James died in 1904, and two years later Mary sold the house to Charles and Mary Van Vlack. Originally from Albany, they moved to Springfield in the late 1860s, joining the many people who came to the city in the post-Civil War economic boom. Charles began his career as a printer, but later went into the electrotyping business, establishing the Charles Van Vlack Electrotyping Company soon after his arrival in Springfield. In 1892, he began a second company, the Springfield Photo Engraving Company, which he co-owned with his son William.
Charles and Mary were living in this house during the 1910 census, along with William, who was 38 at the time. They also hired a live-in servant, and they rented a room to Susan Milliman, a teacher who worked in the Springfield public school system. However, Mary died of cancer two years later, and in 1913 Charles sold his electrotyping company. He died a year later, from Bright’s disease, and soon afterward William sold the house.

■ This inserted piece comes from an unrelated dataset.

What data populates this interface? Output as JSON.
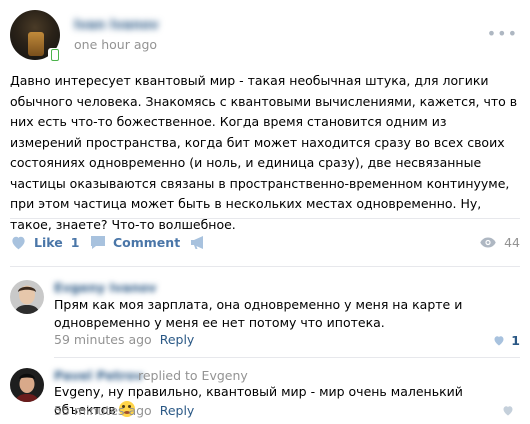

The house was purchased by Ralph and Mabel Fowler, a newlywed couple who moved in after their marriage in 1916. By the 1920 census, they had a young son, Frank, and they also hired a live-in servant. Ralph worked as a buyer for a paper company, and his family lived here until at least the late 1920s. Neither the family nor the house appears in the 1930 census, and by the time the first photo was taken in the late 1930s the house had changed hands again, and was owned by John B. Lewis. An elderly widower, Lewis was the pastor of the Union Congregational Church in Springfield, and he lived here with his daughter Olive, her husband John Radebaugh, and their three children. Reverend Lewis lived here until he moved out of Springfield around 1957, and, on a personal note, he also performed the wedding ceremony for my grandparents here in this house in 1953.
Like many of the other houses in the McKnight neighborhood, at some point in the mid-20th century the original clapboard exterior was replaced with siding. However, the house has since been restored to its 19th century appearance, complete with a multi-color paint scheme that highlights the Queen Anne-style details. Along with the rest of the neighborhood, it is now part of the McKnight Historic District, which was added to the National Register of Historic Places in 1976.